К выводу, что деваться некуда не только в прямом, но и переносном смысле, особенно с другой стороны, Горин приходил еще и читая один из толстых журналов, выписанных вскладчину сотрудниками его отдела на радостях, сразу после того, как открыли ограниченную было подписку, что праздновалось как чуть ли не решающая победа на пути демократизации всего строя. Периодику читал он последние три года взахлеб, поначалу с оглядкой, как до того самиздат, восторгаясь смелостью сказанного или горько переживая и ужасаясь обнажившимся язвам социализма, а потом насытился, устал от беспредельного, ненаказуемого, неисправимого безобразия и стал выделять из бурного потока информации исторические очерки, мемуары, запрещенную ранее литературу и статьи по экономике. Каждая острая публикация возрождала надежду, что выход на свет так долго скрываемой истины заставит наконец-то опомниться стоящих у кормила власти, а может быть даже не столько их, сколько конкретных "хозяев" республик, краев, областей, районов, городов, поселков, деревень. Однако ничего радикального не происходило – система, содрогнувшись, как вулкан, извергала лаву, которая, застыв, становилась частью горы. Выходили верные законы, издавались правильные указы, принимались новые постановления... а жизнь в обществе, созданного великими умами прошлого по модели "все для блага человека, все во имя человека", продолжала идти, ежедневно реализуя совершенно иной принцип – "каждый обязан страдать сегодня во имя общего блага завтра". В одном телевизионном диспуте мелькнуло выражение "административная революция" и это было по сути верно – сам себе подотчетный, самому себе ничем не обязанный строй тужился сам себя революционно перестроить.

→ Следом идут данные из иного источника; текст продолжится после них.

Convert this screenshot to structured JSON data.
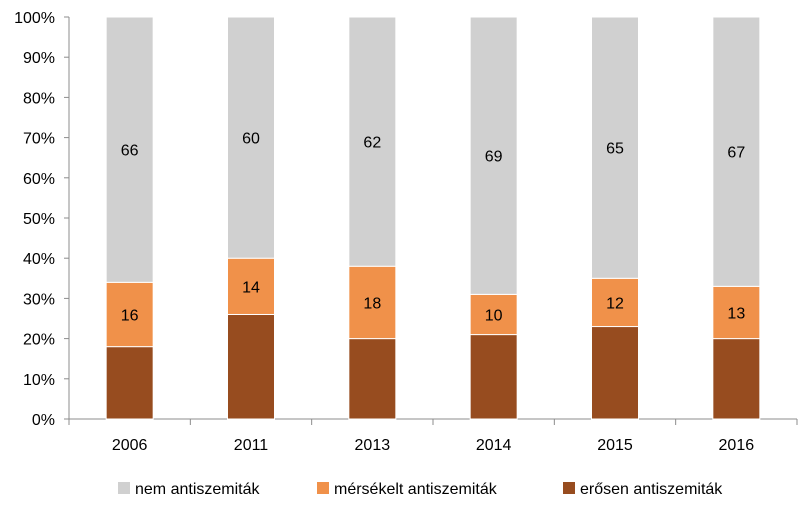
{
  "chart_data": {
    "type": "bar",
    "stacked": true,
    "percent_stacked": true,
    "categories": [
      "2006",
      "2011",
      "2013",
      "2014",
      "2015",
      "2016"
    ],
    "series": [
      {
        "name": "erősen antiszemiták",
        "color": "#974C1F",
        "values": [
          18,
          26,
          20,
          21,
          23,
          20
        ],
        "labels_shown": false
      },
      {
        "name": "mérsékelt antiszemiták",
        "color": "#F0914A",
        "values": [
          16,
          14,
          18,
          10,
          12,
          13
        ],
        "labels_shown": true
      },
      {
        "name": "nem antiszemiták",
        "color": "#D0D0D0",
        "values": [
          66,
          60,
          62,
          69,
          65,
          67
        ],
        "labels_shown": true
      }
    ],
    "ylim": [
      0,
      100
    ],
    "yticks": [
      "0%",
      "10%",
      "20%",
      "30%",
      "40%",
      "50%",
      "60%",
      "70%",
      "80%",
      "90%",
      "100%"
    ],
    "legend_order": [
      "nem antiszemiták",
      "mérsékelt antiszemiták",
      "erősen antiszemiták"
    ],
    "legend_position": "bottom",
    "grid": false,
    "title": "",
    "xlabel": "",
    "ylabel": ""
  }
}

Все равно здравый смысл никак не мог победить – если делать то, что целесообразно и экономически, и экологически, и по-гуманному, то сразу же ненужным и вредным становился административно-командный аппарат – конкуренции он не выдержит, а власть не отдаст, причем частью, винтиками этого аппарата, этой Системы были практически все живущие на шестой части суши.

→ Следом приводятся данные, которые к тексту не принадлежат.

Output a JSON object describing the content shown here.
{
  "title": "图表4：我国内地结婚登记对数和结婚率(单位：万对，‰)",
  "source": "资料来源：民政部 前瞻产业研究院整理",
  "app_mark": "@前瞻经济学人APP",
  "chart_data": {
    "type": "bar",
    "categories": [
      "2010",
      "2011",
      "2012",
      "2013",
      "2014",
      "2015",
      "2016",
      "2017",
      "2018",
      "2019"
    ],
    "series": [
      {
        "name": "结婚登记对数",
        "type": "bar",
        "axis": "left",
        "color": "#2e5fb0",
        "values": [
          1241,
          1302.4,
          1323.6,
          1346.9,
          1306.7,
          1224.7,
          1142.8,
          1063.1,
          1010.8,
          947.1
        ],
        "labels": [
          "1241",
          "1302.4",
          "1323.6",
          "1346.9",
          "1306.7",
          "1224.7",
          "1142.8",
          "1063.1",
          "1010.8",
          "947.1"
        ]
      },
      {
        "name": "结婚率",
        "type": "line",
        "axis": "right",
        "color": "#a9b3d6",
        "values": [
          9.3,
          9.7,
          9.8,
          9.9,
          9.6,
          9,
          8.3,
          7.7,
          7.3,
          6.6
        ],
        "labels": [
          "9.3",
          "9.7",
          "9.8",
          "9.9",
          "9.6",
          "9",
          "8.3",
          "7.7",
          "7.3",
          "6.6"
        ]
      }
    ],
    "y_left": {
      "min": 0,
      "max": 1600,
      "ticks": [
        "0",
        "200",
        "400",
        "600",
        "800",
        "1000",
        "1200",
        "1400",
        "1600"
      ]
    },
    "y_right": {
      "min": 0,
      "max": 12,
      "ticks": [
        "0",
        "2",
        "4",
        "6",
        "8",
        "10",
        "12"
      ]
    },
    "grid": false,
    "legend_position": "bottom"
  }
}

Так размышлял Горин, но пессимизм его не был беспросветным – оставалась надежда на идеал правового государства с властью советов народных депутатов, демократическими выборами, свободной печатью, плюрализмом мнений и широкими возможностями индивидуальной трудовой деятельности, арендного подряда, разнообразных кооперативов, межотраслевых объединений, регионального хозрасчета, оптовой торговли... Зато в международных делах была отрадная конкретность. Ушли советские войска из Афганистана, газеты обошла фотография последнего убитого на чужой войне парня, замотанного в плащ-палатку, застывшего на броне машины смерти. Пошли под огонь резака первые ракеты, хоть и пришлось создавать специальные заводы по уничтожению созданного оружия – но здесь и тройных трат не было жалко. Трагический сдвиг коры в Армении, погасив межнациональные раздоры, отозвался волной помощи и сострадания мирового общества...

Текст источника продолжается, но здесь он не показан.